No Dot Net Rant

Okay, I've been thinking about this for a while, but I wanted to write it down.

First, I've got some old coworkers and blog pals who are doing some really cool stuff with .Net and I think it's great for them. They were doing stuff with Microsoft for a long while and I'm happy for them that .Net has finally dropped out of the vapor so they can enjoy the low-level power that Java developers have been enjoying for years. I don't wish evil on these guys. Hey, if you're earning a decent buck doing .Net programming, I'm not going to tell you to stop.

However, all you guys doing Java development, you need to be vigilent. You need to learn .Net's bad points and repeat it to everyone you can possibly repeat it to. It's not DotNet it's DotNot. If your boss is thinking about a Microsoft solution, you need to explain to them the benefits of working with Java instead. If YOU are thinking about downloading a 20 meg runtime and playing with it, resist the temptation and spend the time working on an open Java solution instead.

Why? Because if not, you're going to end up having to program on a Microsoft OS using MS tools the way MS wants you to. You're going to end up helping the $40 Billion Borg double their money they already have. You're going to lose the flexibility and power that Java allows you. You're going to have to start from scratch again learning a more restrictive copy of an already powerful programming language. Just don't do it.

It's very simple. DotNot came several years after Java. Therefore many of the dumb ass things in Java have been fixed (enums for example). This is great for the MS guys but it shouldn't mean crap to the Java guys... we can live without the small improvements. And though it sounds great that DotNot's VOS means that you can program in any "language" that you want to since it all boils down to an abstract object system underlying the code, it's a lie. It's all just marketing. Everyone's going to end up using C# anyways since it most closely models the object system and mimics Java the best.

Some of the things that DotNot does do better is things that should have been fixed years ago in Java, I admit. Visual Studio is still the best IDE there is - though hopefully Eclipse will start to change that soon. And WindowsForms kicks Swings ass. Hopefully XUL and Mozilla will come to the rescue, but still, it's a weak point. And finally, the DotNot CLR is going to be faster on MSOSes than the JVM... it's a fact. It's targeted at one platform and for speed whereas the JVM is made for portability with JIT tacked on after...

The DotNot system in general is technically strong - there should be no debate about this. But still. There is NO ROOM for TOLERANCE of DOT NOT. Scott McNealy, not known for his tact and not my favorite person, did say it best:

"Think Java. Write new applications in Java. Rewrite legacy apps with Java. Don't upgrade or downgrade.
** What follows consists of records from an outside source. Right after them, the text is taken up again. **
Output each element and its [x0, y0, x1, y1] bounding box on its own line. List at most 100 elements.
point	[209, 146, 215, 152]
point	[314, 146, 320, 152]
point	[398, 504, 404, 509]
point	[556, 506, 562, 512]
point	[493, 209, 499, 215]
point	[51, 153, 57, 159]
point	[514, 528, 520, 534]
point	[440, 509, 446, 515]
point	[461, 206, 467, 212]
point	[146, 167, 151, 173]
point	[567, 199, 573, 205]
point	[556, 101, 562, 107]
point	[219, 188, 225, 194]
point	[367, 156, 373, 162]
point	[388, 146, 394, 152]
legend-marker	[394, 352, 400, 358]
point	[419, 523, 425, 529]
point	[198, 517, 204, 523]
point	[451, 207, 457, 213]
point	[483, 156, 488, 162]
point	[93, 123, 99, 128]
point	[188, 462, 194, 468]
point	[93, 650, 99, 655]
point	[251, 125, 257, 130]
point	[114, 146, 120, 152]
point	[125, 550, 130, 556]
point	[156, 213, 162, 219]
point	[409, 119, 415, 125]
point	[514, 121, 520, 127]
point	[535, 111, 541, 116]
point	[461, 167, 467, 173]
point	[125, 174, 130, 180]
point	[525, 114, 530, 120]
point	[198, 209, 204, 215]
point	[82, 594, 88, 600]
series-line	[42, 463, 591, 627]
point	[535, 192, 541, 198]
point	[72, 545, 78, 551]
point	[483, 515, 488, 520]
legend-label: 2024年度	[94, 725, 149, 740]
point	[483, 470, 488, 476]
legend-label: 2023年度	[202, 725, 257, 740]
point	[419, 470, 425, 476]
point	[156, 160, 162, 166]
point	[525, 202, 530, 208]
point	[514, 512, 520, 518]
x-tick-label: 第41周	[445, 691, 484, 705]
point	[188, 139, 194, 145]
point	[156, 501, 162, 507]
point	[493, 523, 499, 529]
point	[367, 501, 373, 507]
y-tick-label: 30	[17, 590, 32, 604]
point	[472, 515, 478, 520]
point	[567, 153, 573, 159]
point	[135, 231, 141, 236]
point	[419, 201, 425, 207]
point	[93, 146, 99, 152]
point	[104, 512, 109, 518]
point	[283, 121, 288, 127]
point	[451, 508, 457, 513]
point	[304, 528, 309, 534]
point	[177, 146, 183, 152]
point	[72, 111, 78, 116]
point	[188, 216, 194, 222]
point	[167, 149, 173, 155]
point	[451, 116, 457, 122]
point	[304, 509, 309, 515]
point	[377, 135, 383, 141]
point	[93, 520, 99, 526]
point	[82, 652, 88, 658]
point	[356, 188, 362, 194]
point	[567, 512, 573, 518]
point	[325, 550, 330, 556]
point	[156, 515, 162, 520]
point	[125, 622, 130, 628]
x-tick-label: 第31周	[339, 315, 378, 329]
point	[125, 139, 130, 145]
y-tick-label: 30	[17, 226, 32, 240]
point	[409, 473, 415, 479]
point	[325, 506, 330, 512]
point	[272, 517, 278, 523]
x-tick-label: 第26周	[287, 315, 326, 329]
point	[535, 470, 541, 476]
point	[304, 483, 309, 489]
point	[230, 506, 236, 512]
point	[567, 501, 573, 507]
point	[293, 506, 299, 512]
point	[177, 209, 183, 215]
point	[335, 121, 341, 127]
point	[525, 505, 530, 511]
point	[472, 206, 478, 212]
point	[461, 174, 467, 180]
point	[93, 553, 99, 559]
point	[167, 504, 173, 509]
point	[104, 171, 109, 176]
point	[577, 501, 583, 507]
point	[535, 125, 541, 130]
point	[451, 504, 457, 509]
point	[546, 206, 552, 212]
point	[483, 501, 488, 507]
Sidegrade instead to a Java desktop device... I don't understand why anybody would be programming in anything other than Java"

Perfect. Explain it to your boss in terms of Microsoft FUD:

1) There's already a bunch of time, effort and money invested in Java solutions. The bugs have been worked out by now. .Net's just starting... it's a classic MS solution that won't be production grade until version 3.0 . There's no technological or economic reason to switch or even consider DotNot.

2) There's already a bunch of people who understand Java. Why retrain or chance a technology that's only limiting your resources?

3) So what if you can program in any language you want in DotNot. Do you REALLY want all your in-house apps written in 20 freakin' languages? Even if they can interoperate, it'll be a maintenance nightmare. And don't think you can just port all your COBOL code to .COBOL# or whatever it's called because it won't work. Every language needs to conform to the CLS, which means fundamental changes to the way they work. Ask the VB guys. It's all just MS crap.

4)Security: It's Microsoft. Look at their track record. Are you going to trust them? Nope. Does "managed code" seem like a good idea to you? Nope. Will the system be buggy and full of dangerous overflow holes? You bet. It's a fact. It's a 1.0 MS product... it's going to suck for several more years. Bet on it.

Right now I can develop for website using Java locally on an MSOS and push it to my Linux server 2000 miles away without a moments hesitation. It works exactly as advertised. At work it's the same thing, but with HP-UX as the server. In thinking about my next computer, I can look at Macs, Linux boxen or another MSOS... it doesn't really matter. However, once you start down the .Net road, you're never turning back.

My Mom and I were chatting today (about the new pics mostly) and she asked me, "Hey, what's with the Butterfly? Is that something I want?" Oh Jesus. No. This is what's happening in the programming world too. Microsoft is using its marketing muscle to put .Net out there... But if you're a Java guy you have to resist this crap and do what you can to fight against it.

Remember Netscape? Remember how they singlehandedly launched the internet boom while Microsoft was pushing MSN 1.0? And then Microsoft came in, copied the product, gave it away for free, and crushed it out of existance. What do you think is going to happen to Java? They've copied the technology, now they're launching a full out attack on Sun. In as little as 4 or 5 years, Java could be a niche language like COBOL. Don't let it happen.

It's war. You're either on the good side or the bad side. And we all know who the convicted felons are. Personally, I don't know how Microsoft programmers sleep at night.